From bodybuilders looking to bulk up to everyday folks trying to drop a few pounds, people have practiced tracking their food for decades. Tracking can be a powerful self-accountability tool for adhering to protocols or personalizing and refining a plan with a nutritionist or health coach. But if the tracking software isn’t reliable, the data could end up being inaccurate and ultimately interfere with people reaching their goals.
A study published in Current Developments in Nutrition showed that this is precisely the case if people use artificial intelligence (AI) to assess their dietary intake. Researchers came to the startling conclusion that three popular large language models (LLMs) – ChatGPT, Claude, and Gemini – generated significant errors and are not yet up to the task of accurately assessing dietary factors through photos. The authors noted that “systematic underestimation of large portions and high variability in macronutrient estimation indicate these general-purpose LLMs are not yet suitable for precise dietary assessment in clinical or athletic populations where accurate quantification is critical.” (Emphasis added.)
The study used 52 standardized food photographs including complete meals as well as individual food components, in three portion sizes (small, medium, large). “Each model received identical prompts to identify food components and estimate nutritional content using visible cutlery and plates as size references.” The estimates were compared against reference values obtained through direct weighing and use of nutritional databases.

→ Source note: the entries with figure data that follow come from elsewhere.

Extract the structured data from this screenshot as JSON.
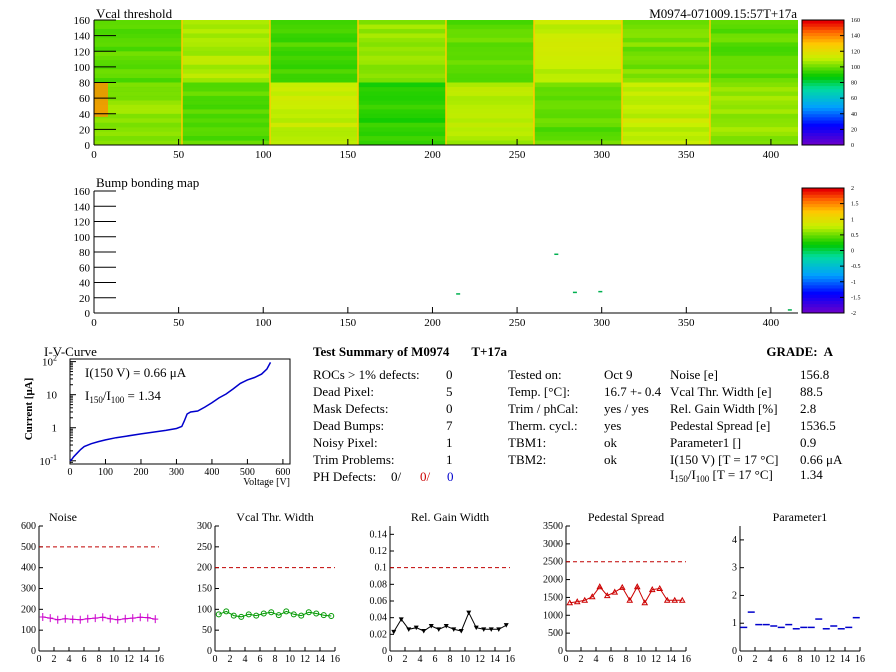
{
  "heatmap": {
    "title": "Vcal threshold",
    "module_label": "M0974-071009.15:57T+17a",
    "xlim": [
      0,
      416
    ],
    "ylim": [
      0,
      160
    ],
    "xticks": [
      0,
      50,
      100,
      150,
      200,
      250,
      300,
      350,
      400
    ],
    "yticks": [
      0,
      20,
      40,
      60,
      80,
      100,
      120,
      140,
      160
    ],
    "colorbar": {
      "min": 0,
      "max": 160,
      "ticks": [
        0,
        20,
        40,
        60,
        80,
        100,
        120,
        140,
        160
      ]
    }
  },
  "bump_map": {
    "title": "Bump bonding map",
    "xlim": [
      0,
      416
    ],
    "ylim": [
      0,
      160
    ],
    "xticks": [
      0,
      50,
      100,
      150,
      200,
      250,
      300,
      350,
      400
    ],
    "yticks": [
      0,
      20,
      40,
      60,
      80,
      100,
      120,
      140,
      160
    ],
    "colorbar": {
      "min": -2,
      "max": 2,
      "ticks": [
        -2,
        -1.5,
        -1,
        -0.5,
        0,
        0.5,
        1,
        1.5,
        2
      ]
    },
    "points": [
      [
        272,
        78
      ],
      [
        214,
        26
      ],
      [
        283,
        28
      ],
      [
        298,
        29
      ],
      [
        410,
        5
      ]
    ]
  },
  "iv_curve": {
    "title": "I-V-Curve",
    "ylabel": "Current [μA]",
    "xlabel": "Voltage [V]",
    "xticks": [
      0,
      100,
      200,
      300,
      400,
      500,
      600
    ],
    "xlim": [
      0,
      620
    ],
    "ylog_range": [
      0.08,
      120
    ],
    "yticks": [
      {
        "value": 0.1,
        "base": "10",
        "exp": "-1"
      },
      {
        "value": 1,
        "base": "1",
        "exp": ""
      },
      {
        "value": 10,
        "base": "10",
        "exp": ""
      },
      {
        "value": 100,
        "base": "10",
        "exp": "2"
      }
    ],
    "annotation_1": "I(150 V) = 0.66 μA",
    "annotation_2_prefix": "I",
    "annotation_2_sub1": "150",
    "annotation_2_sep": "/I",
    "annotation_2_sub2": "100",
    "annotation_2_suffix": " = 1.34",
    "color": "#0000cc",
    "points": [
      [
        0,
        0.1
      ],
      [
        5,
        0.11
      ],
      [
        10,
        0.13
      ],
      [
        20,
        0.17
      ],
      [
        30,
        0.22
      ],
      [
        40,
        0.27
      ],
      [
        60,
        0.33
      ],
      [
        80,
        0.38
      ],
      [
        100,
        0.43
      ],
      [
        130,
        0.5
      ],
      [
        160,
        0.56
      ],
      [
        200,
        0.65
      ],
      [
        240,
        0.75
      ],
      [
        270,
        0.83
      ],
      [
        300,
        0.95
      ],
      [
        315,
        1.1
      ],
      [
        322,
        1.6
      ],
      [
        330,
        2.6
      ],
      [
        340,
        3.0
      ],
      [
        360,
        3.2
      ],
      [
        380,
        4.2
      ],
      [
        400,
        5.7
      ],
      [
        420,
        8.0
      ],
      [
        440,
        10.5
      ],
      [
        460,
        15
      ],
      [
        480,
        22
      ],
      [
        500,
        28
      ],
      [
        520,
        33
      ],
      [
        540,
        42
      ],
      [
        555,
        60
      ],
      [
        565,
        95
      ]
    ]
  },
  "summary": {
    "heading": "Test Summary of M0974",
    "tag": "T+17a",
    "grade_label": "GRADE:",
    "grade_value": "A",
    "left_rows": [
      {
        "label": "ROCs > 1% defects:",
        "value": "0"
      },
      {
        "label": "Dead Pixel:",
        "value": "5"
      },
      {
        "label": "Mask Defects:",
        "value": "0"
      },
      {
        "label": "Dead Bumps:",
        "value": "7"
      },
      {
        "label": "Noisy Pixel:",
        "value": "1"
      },
      {
        "label": "Trim Problems:",
        "value": "1"
      }
    ],
    "ph_label": "PH Defects:",
    "ph_values": [
      "0/",
      "0/",
      "0"
    ],
    "ph_colors": [
      "#000000",
      "#cc0000",
      "#0000cc"
    ],
    "mid_rows": [
      {
        "label": "Tested on:",
        "value": "Oct 9"
      },
      {
        "label": "Temp. [°C]:",
        "value": "16.7 +- 0.4"
      },
      {
        "label": "Trim / phCal:",
        "value": "yes / yes"
      },
      {
        "label": "Therm. cycl.:",
        "value": "yes"
      },
      {
        "label": "TBM1:",
        "value": "ok"
      },
      {
        "label": "TBM2:",
        "value": "ok"
      }
    ],
    "right_rows": [
      {
        "label": "Noise [e]",
        "value": "156.8"
      },
      {
        "label": "Vcal Thr. Width [e]",
        "value": "88.5"
      },
      {
        "label": "Rel. Gain Width [%]",
        "value": "2.8"
      },
      {
        "label": "Pedestal Spread [e]",
        "value": "1536.5"
      },
      {
        "label": "Parameter1 []",
        "value": "0.9"
      },
      {
        "label": "I(150 V) [T = 17 °C]",
        "value": "0.66 μA"
      }
    ],
    "ratio_label_prefix": "I",
    "ratio_sub1": "150",
    "ratio_sep": "/I",
    "ratio_sub2": "100",
    "ratio_suffix": "  [T = 17 °C]",
    "ratio_value": "1.34"
  },
  "chart_data": [
    {
      "type": "line",
      "title": "Noise",
      "color": "#cc00cc",
      "marker": "plus",
      "x": [
        0,
        1,
        2,
        3,
        4,
        5,
        6,
        7,
        8,
        9,
        10,
        11,
        12,
        13,
        14,
        15
      ],
      "values": [
        163,
        158,
        150,
        155,
        152,
        150,
        155,
        158,
        162,
        155,
        150,
        155,
        158,
        162,
        160,
        153
      ],
      "ylim": [
        0,
        600
      ],
      "yticks": [
        0,
        100,
        200,
        300,
        400,
        500,
        600
      ],
      "xticks": [
        0,
        2,
        4,
        6,
        8,
        10,
        12,
        14,
        16
      ],
      "ref_line": 500
    },
    {
      "type": "line",
      "title": "Vcal Thr. Width",
      "color": "#009900",
      "marker": "circle",
      "x": [
        0,
        1,
        2,
        3,
        4,
        5,
        6,
        7,
        8,
        9,
        10,
        11,
        12,
        13,
        14,
        15
      ],
      "values": [
        88,
        95,
        85,
        82,
        88,
        85,
        90,
        93,
        86,
        95,
        88,
        85,
        93,
        90,
        86,
        84
      ],
      "ylim": [
        0,
        300
      ],
      "yticks": [
        0,
        50,
        100,
        150,
        200,
        250,
        300
      ],
      "xticks": [
        0,
        2,
        4,
        6,
        8,
        10,
        12,
        14,
        16
      ],
      "ref_line": 200
    },
    {
      "type": "line",
      "title": "Rel. Gain Width",
      "color": "#000000",
      "marker": "triangle-down",
      "x": [
        0,
        1,
        2,
        3,
        4,
        5,
        6,
        7,
        8,
        9,
        10,
        11,
        12,
        13,
        14,
        15
      ],
      "values": [
        0.023,
        0.038,
        0.026,
        0.028,
        0.024,
        0.03,
        0.026,
        0.03,
        0.026,
        0.024,
        0.046,
        0.028,
        0.026,
        0.026,
        0.026,
        0.031
      ],
      "ylim": [
        0,
        0.15
      ],
      "yticks": [
        0,
        0.02,
        0.04,
        0.06,
        0.08,
        0.1,
        0.12,
        0.14
      ],
      "xticks": [
        0,
        2,
        4,
        6,
        8,
        10,
        12,
        14,
        16
      ],
      "ref_line": 0.1
    },
    {
      "type": "line",
      "title": "Pedestal Spread",
      "color": "#cc0000",
      "marker": "triangle-up",
      "x": [
        0,
        1,
        2,
        3,
        4,
        5,
        6,
        7,
        8,
        9,
        10,
        11,
        12,
        13,
        14,
        15
      ],
      "values": [
        1350,
        1380,
        1420,
        1520,
        1800,
        1550,
        1650,
        1780,
        1420,
        1800,
        1350,
        1720,
        1750,
        1420,
        1420,
        1420
      ],
      "ylim": [
        0,
        3500
      ],
      "yticks": [
        0,
        500,
        1000,
        1500,
        2000,
        2500,
        3000,
        3500
      ],
      "xticks": [
        0,
        2,
        4,
        6,
        8,
        10,
        12,
        14,
        16
      ],
      "ref_line": 2500
    },
    {
      "type": "scatter",
      "title": "Parameter1",
      "color": "#0000cc",
      "marker": "hbar",
      "x": [
        0,
        1,
        2,
        3,
        4,
        5,
        6,
        7,
        8,
        9,
        10,
        11,
        12,
        13,
        14,
        15
      ],
      "values": [
        0.85,
        1.4,
        0.95,
        0.95,
        0.9,
        0.85,
        0.95,
        0.8,
        0.85,
        0.85,
        1.15,
        0.8,
        0.9,
        0.8,
        0.85,
        1.2
      ],
      "ylim": [
        0,
        4.5
      ],
      "yticks": [
        0,
        1,
        2,
        3,
        4
      ],
      "xticks": [
        0,
        2,
        4,
        6,
        8,
        10,
        12,
        14,
        16
      ]
    }
  ]
}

All three models exhibited significant underestimation of calories that increased with portion size. The most accurate model had an average error rate of 36%. This means that someone using these tools to help them follow a 15% caloric deficit for the purpose of losing body fat could actually end up in a 21% surplus. This degree of inaccuracy is similar to that of self-reported methods, which are reported to differ as much as 20-50% when compared to validation using doubly-labeled water.
Among the limitations and complicating factors affecting the accuracy of the AI estimations were use of standard cutlery and plates to assess portion sizes, and failure to integrate all aspects of a mixed meal when each of the individual components was not easily visible. For example, in their current iterations, the LLMs would have difficulty accurately estimating the numbers for a chili consisting of meat, onions, tomatoes, beans, and peppers, compared to a chicken leg with a simple side of broccoli.
The models made large errors in caloric density and macronutrient content and also failed to accurately identify all ingredients. People who take the time to record their food intake and assess the data in pursuit of specific goals tend to be meticulous about it and want accurate numbers. It’s not conducive to achieving those goals if the tracking method they employ isn’t much better than “eyeballing” things. If someone thinks they’ve consumed 4 ounces of salmon but it was actually 6 ounces, that’s not an insignificant difference. And if there’s a plant-based burger on a plate but AI mistakes it for beef, that would obviously throw off the numbers.
People tend to underestimate what they consume, so it’s tempting to use AI to make sure the eyes don’t deceive. But if AI under- or overestimates, too, the data may not be as reliable as it’s assumed or expected to be. For the time being, for those seeking the best precision, keeping it old-school might be best: a good old-fashioned food scale and measuring spoons! AI will no doubt improve over time and become a more reliable tool for dietary tracking in the future, though. And when it’s up to the task, it’ll be convenient to use in situations where it’s not practical to whip out a measuring cup, such as at restaurants or during special occasions. People so often photograph their food for sharing on social media. Eventually, it won’t be just to get engagement; it could potentially become a genuinely useful tool for dietary fine-tuning.